Our national buildings codes have for a long time addressed enhancements to resilience, where one building has a higher level of protection from an environmental risk factor, such as for essential facilities like hospitals. For instance, where importance factors in seismic resistant design are greater than one. As our world leadership and policy makers come to terms with the outfall of weather changes and sea level increases we need to do much more than simply memorialize what sea level used to mean to cartography and GIS. We need a system that acknowledges shifting trends in weather such as wind speeds, temperature highs and lows, relative humidity highs and lows, and lightning strikes.
In addition to the basic shifts in environmental risks we also need an overlay system that address our need to protect certain buildings and systems more completely than other that may be less essential to the day to day preservation of our society. Essential buildings and systems such as fuel supplies, power plants, power distribution, water treatment, communications system, military readiness, police stations, hospitals, transportation, food supply systems, prisons, data systems, shelters, schools, and financial systems will all need higher levels of protection than the basics. They will need a graduated overlay resilience system that accounts for an agreed level of extremes.

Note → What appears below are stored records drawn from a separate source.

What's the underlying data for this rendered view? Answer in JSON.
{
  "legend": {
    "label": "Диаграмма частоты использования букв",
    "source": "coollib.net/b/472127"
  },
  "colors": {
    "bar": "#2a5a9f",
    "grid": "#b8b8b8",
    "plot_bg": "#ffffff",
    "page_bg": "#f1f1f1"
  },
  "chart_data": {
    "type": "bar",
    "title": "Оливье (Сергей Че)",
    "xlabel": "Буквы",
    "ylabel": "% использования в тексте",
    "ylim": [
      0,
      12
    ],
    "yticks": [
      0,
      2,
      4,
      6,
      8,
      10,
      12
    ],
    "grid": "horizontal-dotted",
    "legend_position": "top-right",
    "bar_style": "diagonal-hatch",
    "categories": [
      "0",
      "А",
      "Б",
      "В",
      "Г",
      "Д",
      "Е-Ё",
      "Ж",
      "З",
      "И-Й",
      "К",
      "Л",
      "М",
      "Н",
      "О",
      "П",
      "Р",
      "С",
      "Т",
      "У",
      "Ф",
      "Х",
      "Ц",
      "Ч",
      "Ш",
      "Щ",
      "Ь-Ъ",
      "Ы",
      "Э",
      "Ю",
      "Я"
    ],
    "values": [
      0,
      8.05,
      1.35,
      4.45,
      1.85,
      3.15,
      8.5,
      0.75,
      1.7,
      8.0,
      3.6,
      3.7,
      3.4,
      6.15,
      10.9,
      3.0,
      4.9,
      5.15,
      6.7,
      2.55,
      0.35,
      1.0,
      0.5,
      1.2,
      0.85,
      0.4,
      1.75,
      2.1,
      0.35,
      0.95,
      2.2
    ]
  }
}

Such a resilience system might apply 25, 50, and 100 increases in design wind speed. It might add extreme temperature spikes of 10, 20, and 40 degree F to design highs and lows. It might expand lighting strike maps to cover larger areas. It might require resistance to vapor pressure in more northern regions. It might call for protections from ice damage and frozen ground heaving in wider areas than previously considered.
Even with such systems we need to reassess what basic durability means. For instance, air barriers have become critical to the durability, energy compliance, and the basic mechanical function of our higher performing buildings. We need to take new levels of care to assure that our air barrier systems, much of which are embedded in our building enclosures, resist the full windward and leeward design wind pressures our buildings will face including the increased pressure factors at corners, roof edges, and venturi effect conditions.
In no uncertain terms we need to formulate a new way to deal with our new reality now centered on an expanding but undefined threat - climate change.